Indian garment exporters have warned that a cocktail of swingeing cost increases and a weak currency are in danger of driving business to neighbouring Bangladesh and China.

The Apparel Export Promotion Council (AEPC) also attacked plans to hike customs and excise duties on petroleum, at the same time as textile mills have revised yarn prices upwards in the past four months.

AEPC equally cited a 40% increase in cotton yarn, a tumbling dollar and euro against the Indian rupee as well as a sharp increase in minimum wages for Delhi workers as detrimental.

The organisation says textile mills have frequently revised yarn prices upwards in the past four months while citing a rise in prices of cotton, power and labour.

"But the abnormal increase is without any correlation to the rise in yarn input costs," said AEPC chairman Premal Udani.
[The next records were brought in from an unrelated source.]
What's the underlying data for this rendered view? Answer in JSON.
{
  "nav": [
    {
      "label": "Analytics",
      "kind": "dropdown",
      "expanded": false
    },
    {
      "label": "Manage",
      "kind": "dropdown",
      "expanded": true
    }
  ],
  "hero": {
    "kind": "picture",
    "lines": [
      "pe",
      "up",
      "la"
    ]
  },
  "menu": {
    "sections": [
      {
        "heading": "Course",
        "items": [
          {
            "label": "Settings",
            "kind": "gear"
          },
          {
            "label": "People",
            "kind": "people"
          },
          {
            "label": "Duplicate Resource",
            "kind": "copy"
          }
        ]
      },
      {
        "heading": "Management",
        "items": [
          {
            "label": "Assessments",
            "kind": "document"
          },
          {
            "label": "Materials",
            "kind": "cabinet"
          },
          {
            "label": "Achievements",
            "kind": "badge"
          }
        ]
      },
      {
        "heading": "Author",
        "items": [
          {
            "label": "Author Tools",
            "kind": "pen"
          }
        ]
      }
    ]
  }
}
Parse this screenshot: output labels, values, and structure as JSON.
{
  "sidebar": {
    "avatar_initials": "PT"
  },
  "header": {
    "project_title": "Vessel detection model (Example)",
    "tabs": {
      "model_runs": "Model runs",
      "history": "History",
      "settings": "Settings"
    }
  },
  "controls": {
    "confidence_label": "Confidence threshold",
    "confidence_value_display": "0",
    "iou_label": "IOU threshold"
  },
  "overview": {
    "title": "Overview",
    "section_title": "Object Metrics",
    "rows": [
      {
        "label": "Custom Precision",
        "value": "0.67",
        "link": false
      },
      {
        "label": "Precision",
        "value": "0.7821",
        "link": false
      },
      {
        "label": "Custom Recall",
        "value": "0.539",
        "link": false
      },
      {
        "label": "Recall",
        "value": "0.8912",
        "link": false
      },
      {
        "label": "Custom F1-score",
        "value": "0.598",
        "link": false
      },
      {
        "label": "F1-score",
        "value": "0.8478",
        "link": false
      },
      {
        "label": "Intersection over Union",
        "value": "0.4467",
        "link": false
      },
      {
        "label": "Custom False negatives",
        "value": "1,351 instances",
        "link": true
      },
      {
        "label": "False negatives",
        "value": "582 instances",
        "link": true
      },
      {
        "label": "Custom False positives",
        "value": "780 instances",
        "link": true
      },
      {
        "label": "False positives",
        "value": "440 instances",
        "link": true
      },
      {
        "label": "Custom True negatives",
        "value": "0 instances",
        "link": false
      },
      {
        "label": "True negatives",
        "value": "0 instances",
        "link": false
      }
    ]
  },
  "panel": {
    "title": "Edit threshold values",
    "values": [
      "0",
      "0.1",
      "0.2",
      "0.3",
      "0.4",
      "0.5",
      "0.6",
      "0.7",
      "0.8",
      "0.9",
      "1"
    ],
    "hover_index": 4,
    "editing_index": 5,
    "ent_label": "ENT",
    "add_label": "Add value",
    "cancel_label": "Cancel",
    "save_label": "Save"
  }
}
"The planned increases in customs and excise duties on petroleum products will seriously affect the textile and clothing industry as power shortages will further increase production costs."

Indian exporters have been hit by a steady downward spiral in the past three months as the rupee has appreciated more than 4% against the dollar and 10% against the euro.

AEPC added small and medium-sized export companies who worked on 7%-8% operating margins had taken "a huge" hit.

"Many exporters are not able to confirm new orders and bookings have come down sharply as retailers in the West who are just emerging out of the worst recession in decades are in no mood to give better rates," added Udani.

The Delhi state government has also apparently increased the minimum wage by between 33% to 49% from 1 February.

"We are still not out of recession," added Udani. "Such [an] unprecedented increase will jeopardise our sustainability. Once we lose our competitiveness to countries like China and Bangladesh, it will not be easy to regain the lost ground."

In the current fiscal year, AEPC said India exported garments worth US$7.9bn between April and January - down 10.2% from $US8.8bn compared to the previous year.